KİŞİYE ÖZEL BİR HASTALIK
Benim ameliyatımda sadece kitle alındı. Aslında memelerimi aldırıp her türlü riskten kurtulmayı ben de istedim, ancak doktorlar ısrarla buna gerek olmadığını söyledi. Ben de onlara güvendim. Kemoterapi, radyoterapinin ardından halen ilaç kullanıyorum. Düzenli kontrollerime gidiyorum. Hiçbir zaman hasta psikolojisine girmedim. Atlattım, bitti gitti diye bakıyorum ama her türlü önlemimi alarak yola devam ediyorum. Bütün bu yaşadıklarımın ışığında şunu söyleyebilirim ki, Jolie'nin mastektomi kararını desteklemem ya da eleştirmem gibi bir şey söz konusu olamaz. Çünkü kanser, kişiye özel bir hastalık. Bin bir türü var. Kimi türler hızlı yayılıyor, kimi türler yavaş. Kimi östrojene duyarlı, kimi değil. Kimi genetik, kimi çevresel faktörler nedeniyle ortaya çıkıyor. Dolayısıyla yaklaşımlar da kişiye özel olmalı bence. Söyleyebileceğim bir tek şey var ki, bu hastalığa karşı mümkün olan en erken dönemde gardınızı almanız gerekiyor. Evet, bazı hastaların memelerini aldırmaları kaçınılmaz oluyor ama aldırmadan düzenli doktor kontrol altında hayatlarına devam edenler de çok fazla. Benim gibi. Bundan sonraki yaşamımda ise kendimden çok kızım için endişeleniyorum.
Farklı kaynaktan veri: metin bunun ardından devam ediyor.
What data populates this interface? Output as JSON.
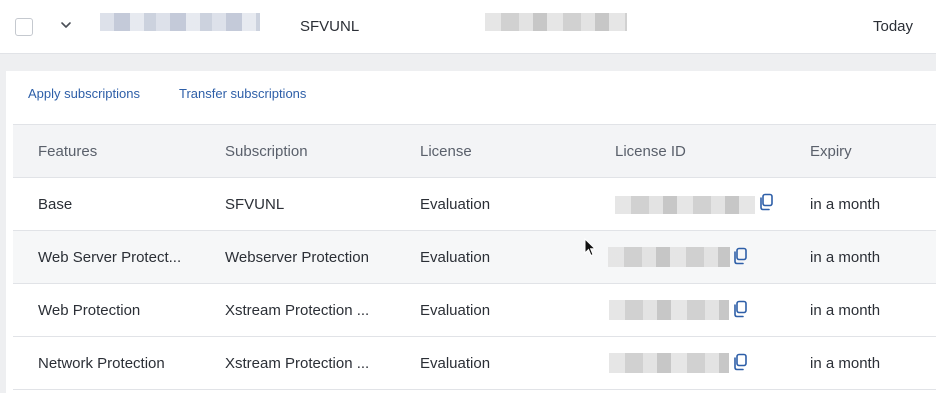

Defne yedi yaşında. 18 yaşına geldiğinde BRCA1 ve BRCA2 testi yaptırıp yaptırmamak konusunda kararsızım. Düşüncesi bile beni strese sokuyor aslında. Diyelim ki testte genetik yatkınlık çıktı, ama hastalığın hiçbir emaresi yok ve belki de hayat boyunca hiç olmayacak. Ama sırf testte çıktı diye, hep kansere yakalanma korkusuyla yaşayacak. Bir bakıma hayatı kendine zehir edecek. Kanser olabilme ihtimalini bilmek gerçekten işimize yarayacak bir şey mi yoksa sürekli kafamızı kurcalayıp psikolojimizi mi bozacak?